There is another necrotising enterocolitis that affects older children and adults. It is known by different local names over the globe (for instance darmbrand in Germany and pig-bel in Papua New Guinea).

• Occurring either sporadically or in epidemics it is thought to be due to food contaminated with different strains of Clostridium perfringens (Type A for most sporadic cases and probably Type C for larger outbreaks).
• The disease course usually involves abdominal pain, vomiting, fever, and bloody diarrhoea. In severe cases shock follows and the mortality rates can be very high (30-100%).
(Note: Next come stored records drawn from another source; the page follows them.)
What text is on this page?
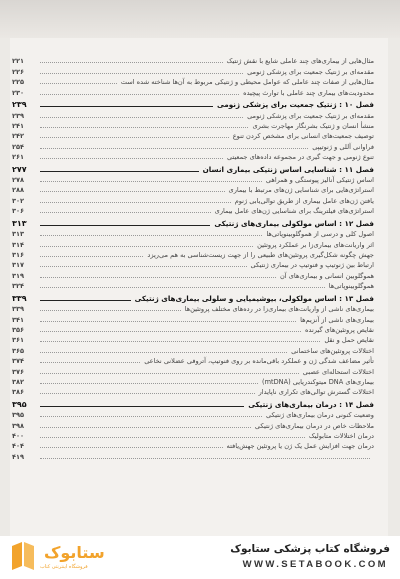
مثال‌هایی از بیماری‌های چند عاملی شایع با نقش ژنتیک
۲۲۱
مقدمه‌ای بر ژنتیک جمعیت برای پزشکی ژنومی
۲۲۶
مثال‌هایی از صفات چند عاملی که عوامل محیطی و ژنتیکی مربوط به آن‌ها شناخته شده است
۲۲۵
محدودیت‌های بیماری چند عاملی با توارث پیچیده
۲۳۰
فصل ۱۰ : ژنتیک جمعیت برای پزشکی ژنومی
۲۳۹
مقدمه‌ای بر ژنتیک جمعیت برای پزشکی ژنومی
۲۳۹
منشأ انسان و ژنتیک بشر‌نگار مهاجرت بشری
۲۴۱
توصیف جمعیت‌های انسانی برای مشخص کردن تنوع
۲۴۲
فراوانی آللی و ژنوتیپی
۲۵۴
تنوع ژنومی و جهت گیری در مجموعه داده‌های جمعیتی
۲۶۱
فصل ۱۱ : شناسایی اساس ژنتیکی بیماری انسان
۲۷۷
اساس ژنتیکی آنالیز پیوستگی و همراهی
۲۷۸
استراتژی‌هایی برای شناسایی ژن‌های مرتبط با بیماری
۲۸۸
یافتن ژن‌های عامل بیماری از طریق توالی‌یابی ژنوم
۳۰۲
استراتژی‌های فیلترینگ برای شناسایی ژن‌های عامل بیماری
۳۰۶
فصل ۱۲ : اساس مولکولی بیماری‌های ژنتیکی
۳۱۳
اصول کلی و درسی از هموگلوبینوپاتی‌ها
۳۱۳
اثر واریانت‌های بیماری‌زا بر عملکرد پروتئین
۳۱۴
جهش چگونه شکل‌گیری پروتئین‌های طبیعی را از جهت زیست‌شناسی به هم می‌ریزد
۳۱۶
ارتباط بین ژنوتیپ و فنوتیپ در بیماری ژنتیکی
۳۱۷
هموگلوبین انسانی و بیماری‌های آن
۳۱۹
هموگلوبینوپاتی‌ها
۳۲۴
فصل ۱۳ : اساس مولکولی، بیوشیمیایی و سلولی بیماری‌های ژنتیکی
۳۳۹
بیماری‌های ناشی از واریانت‌های بیماری‌زا در رده‌های مختلف پروتئین‌ها
۳۳۹
بیماری‌های ناشی از آنزیم‌ها
۳۴۱
نقایص پروتئین‌های گیرنده
۳۵۶
نقایص حمل و نقل
۳۶۱
اختلالات پروتئین‌های ساختمانی
۳۶۵
تأثیر مضاعف شدگی ژن و عملکرد باقی‌مانده بر روی فنوتیپ، آتروفی عضلانی نخاعی
۳۷۴
اختلالات استحاله‌ای عصبی
۳۷۶
بیماری‌های DNA میتوکندریایی (mtDNA)
۳۸۲
اختلالات گسترش توالی‌های تکراری ناپایدار
۳۸۶
فصل ۱۴ : درمان بیماری‌های ژنتیکی
۳۹۵
وضعیت کنونی درمان بیماری‌های ژنتیکی
۳۹۵
ملاحظات خاص در درمان بیماری‌های ژنتیکی
۳۹۸
درمان اختلالات متابولیک
۴۰۰
درمان جهت افزایش عمل یک ژن یا پروتئین جهش‌یافته
۴۰۴
۴۱۹
ستابوک
فروشگاه اینترنتی کتاب
فروشگاه کتاب پزشکی ستابوک
WWW.SETABOOK.COM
• Treatment follows the same principles as the neonatal form (bowel rest, antibiotics +/- surgery), but would depend on available local medical and surgical services.¹

Focus on reducing the multiple contributing factors in a susceptible host.
Suggestions include:²

• Factors relating to feeding:
  • Correction of hypovolaemia, hyperviscosity and allowing adequate time for homeostatic mechanisms to mature before enteral feeding challenge is begun.
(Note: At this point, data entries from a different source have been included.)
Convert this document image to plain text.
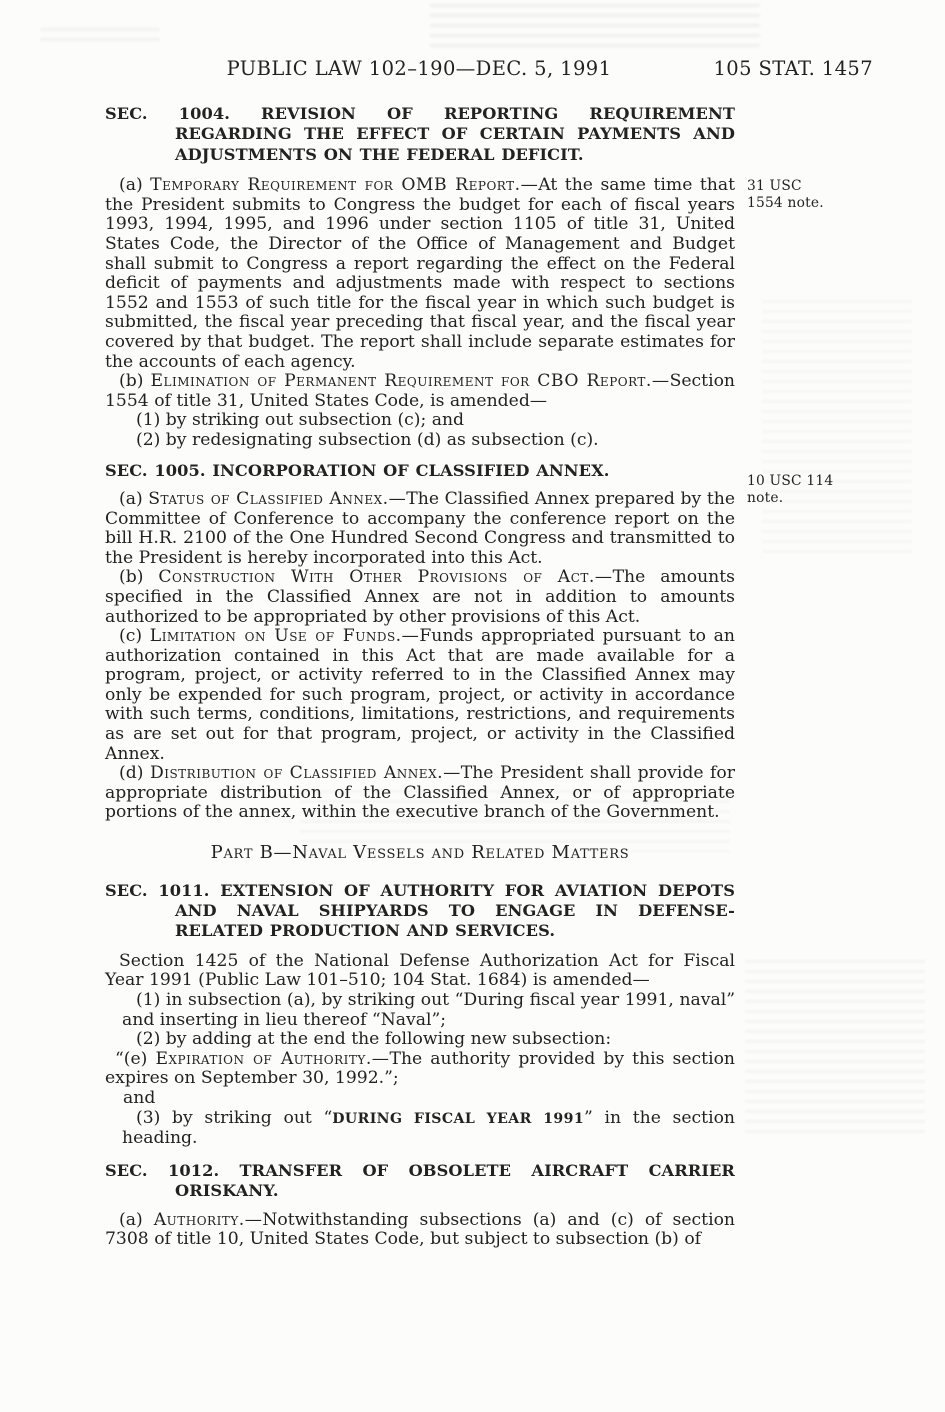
PUBLIC LAW 102–190—DEC. 5, 1991	105 STAT. 1457
SEC. 1004. REVISION OF REPORTING REQUIREMENT REGARDING THE EFFECT OF CERTAIN PAYMENTS AND ADJUSTMENTS ON THE FEDERAL DEFICIT.

(a) Temporary Requirement for OMB Report.—At the same time that the President submits to Congress the budget for each of fiscal years 1993, 1994, 1995, and 1996 under section 1105 of title 31, United States Code, the Director of the Office of Management and Budget shall submit to Congress a report regarding the effect on the Federal deficit of payments and adjustments made with respect to sections 1552 and 1553 of such title for the fiscal year in which such budget is submitted, the fiscal year preceding that fiscal year, and the fiscal year covered by that budget. The report shall include separate estimates for the accounts of each agency.

31 USC 1554 note.

(b) Elimination of Permanent Requirement for CBO Report.—Section 1554 of title 31, United States Code, is amended—

(1) by striking out subsection (c); and
(2) by redesignating subsection (d) as subsection (c).
SEC. 1005. INCORPORATION OF CLASSIFIED ANNEX.
10 USC 114 note.

(a) Status of Classified Annex.—The Classified Annex prepared by the Committee of Conference to accompany the conference report on the bill H.R. 2100 of the One Hundred Second Congress and transmitted to the President is hereby incorporated into this Act.

(b) Construction With Other Provisions of Act.—The amounts specified in the Classified Annex are not in addition to amounts authorized to be appropriated by other provisions of this Act.

(c) Limitation on Use of Funds.—Funds appropriated pursuant to an authorization contained in this Act that are made available for a program, project, or activity referred to in the Classified Annex may only be expended for such program, project, or activity in accordance with such terms, conditions, limitations, restrictions, and requirements as are set out for that program, project, or activity in the Classified Annex.

(d) Distribution of Classified Annex.—The President shall provide for appropriate distribution of the Classified Annex, or of appropriate portions of the annex, within the executive branch of the Government.

Part B—Naval Vessels and Related Matters
SEC. 1011. EXTENSION OF AUTHORITY FOR AVIATION DEPOTS AND NAVAL SHIPYARDS TO ENGAGE IN DEFENSE-RELATED PRODUCTION AND SERVICES.

Section 1425 of the National Defense Authorization Act for Fiscal Year 1991 (Public Law 101–510; 104 Stat. 1684) is amended—

(1) in subsection (a), by striking out “During fiscal year 1991, naval” and inserting in lieu thereof “Naval”;
(2) by adding at the end the following new subsection:

“(e) Expiration of Authority.—The authority provided by this section expires on September 30, 1992.”;

and
(3) by striking out “DURING FISCAL YEAR 1991” in the section heading.
SEC. 1012. TRANSFER OF OBSOLETE AIRCRAFT CARRIER ORISKANY.

(a) Authority.—Notwithstanding subsections (a) and (c) of section 7308 of title 10, United States Code, but subject to subsection (b) of
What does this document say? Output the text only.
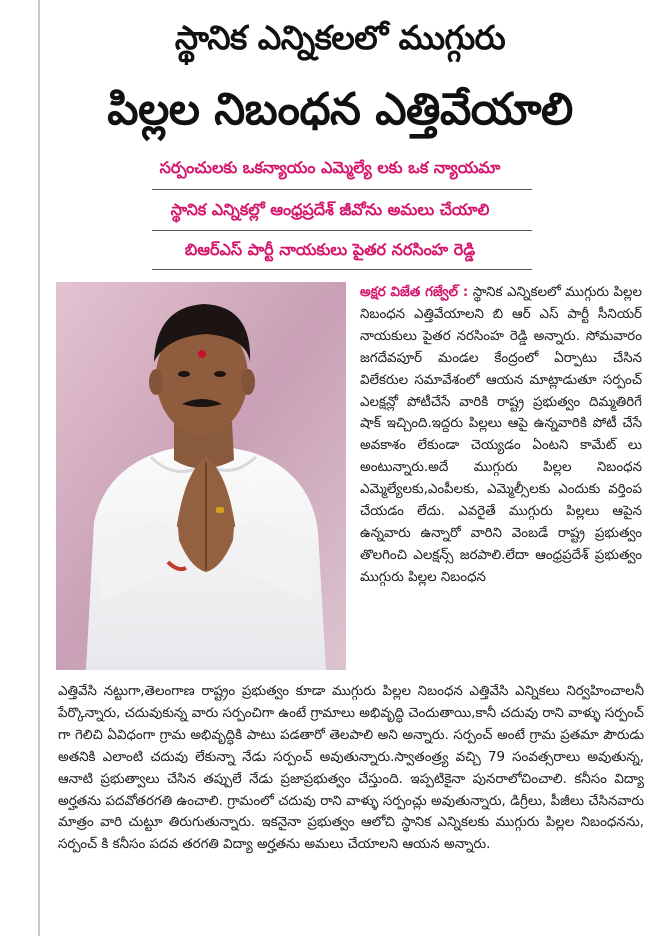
స్థానిక ఎన్నికలలో ముగ్గురు
పిల్లల నిబంధన ఎత్తివేయాలి
సర్పంచులకు ఒకన్యాయం ఎమ్మెల్యే లకు ఒక న్యాయమా
స్థానిక ఎన్నికల్లో ఆంధ్రప్రదేశ్ జీవోను అమలు చేయాలి
బిఆర్ఎస్ పార్టీ నాయకులు పైతర నరసింహ రెడ్డి

అక్షర విజేత గజ్వేల్ : స్థానిక ఎన్నికలలో ముగ్గురు పిల్లల నిబంధన ఎత్తివేయాలని బి ఆర్ ఎస్ పార్టీ సీనియర్ నాయకులు పైతర నరసింహ రెడ్డి అన్నారు. సోమవారం జగదేవపూర్ మండల కేంద్రంలో ఏర్పాటు చేసిన విలేకరుల సమావేశంలో ఆయన మాట్లాడుతూ సర్పంచ్ ఎలక్షన్లో పోటీచేసే వారికి రాష్ట్ర ప్రభుత్వం దిమ్మతిరిగే షాక్ ఇచ్చింది.ఇద్దరు పిల్లలు ఆపై ఉన్నవారికి పోటీ చేసే అవకాశం లేకుండా చెయ్యడం ఏంటని కామేట్ లు అంటున్నారు.అదే ముగ్గురు పిల్లల నిబంధన ఎమ్మెల్యేలకు,ఎంపీలకు, ఎమ్మెల్సీలకు ఎందుకు వర్తింప చేయడం లేదు. ఎవరైతే ముగ్గురు పిల్లలు ఆపైన ఉన్నవారు ఉన్నారో వారిని వెంబడే రాష్ట్ర ప్రభుత్వం తొలగించి ఎలక్షన్స్ జరపాలి.లేదా ఆంధ్రప్రదేశ్ ప్రభుత్వం ముగ్గురు పిల్లల నిబంధన

ఎత్తివేసి నట్టుగా,తెలంగాణ రాష్ట్రం ప్రభుత్వం కూడా ముగ్గురు పిల్లల నిబంధన ఎత్తివేసి ఎన్నికలు నిర్వహించాలనీ పేర్కొన్నారు, చదువుకున్న వారు సర్పంచిగా ఉంటే గ్రామాలు అభివృద్ధి చెందుతాయి,కానీ చదువు రాని వాళ్ళు సర్పంచ్ గా గెలిచి ఏవిధంగా గ్రామ అభివృద్ధికి పాటు పడతారో తెలపాలి అని అన్నారు. సర్పంచ్ అంటే గ్రామ ప్రతమా పౌరుడు అతనికి ఎలాంటి చదువు లేకున్నా నేడు సర్పంచ్ అవుతున్నారు.స్వాతంత్ర్య వచ్చి 79 సంవత్సరాలు అవుతున్న, ఆనాటి ప్రభుత్వాలు చేసిన తప్పులే నేడు ప్రజాప్రభుత్వం చేస్తుంది. ఇప్పటికైనా పునరాలోచించాలి. కనీసం విద్యా అర్హతను పదవోతరగతి ఉంచాలి. గ్రామంలో చదువు రాని వాళ్ళు సర్పంచ్లు అవుతున్నారు, డిగ్రీలు, పీజీలు చేసినవారు మాత్రం వారి చుట్టూ తిరుగుతున్నారు. ఇకనైనా ప్రభుత్వం ఆలోచి స్థానిక ఎన్నికలకు ముగ్గురు పిల్లల నిబంధనను, సర్పంచ్ కి కనీసం పదవ తరగతి విద్యా అర్హతను అమలు చేయాలని ఆయన అన్నారు.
  • Start feeds slowly using formulas of low volume.^13,14
  • Small increments (20 ml/kg/day) when increasing feeds.
  • Exclusive use of (expressed) human milk seems to protect.¹⁵ Donor human milk may not be as protective)¹⁴
  • Avoid hyperosmolar medications and feeds.
  • Conservative feeding.
  • Trophic feeding rather than extended bowel rest.¹⁵
• Some have suggested steroids for women in preterm labour.¹⁵
• Ig A supplementation (IV Ig prophylaxis of neonatal infections not protective).
• Arginine supplementation.
• Erythropoietin.
• Oral antibiotics.
• Probiotics.¹⁵
• Implementation of strict infection-control measures to prevent faecal and oral spread of organisms.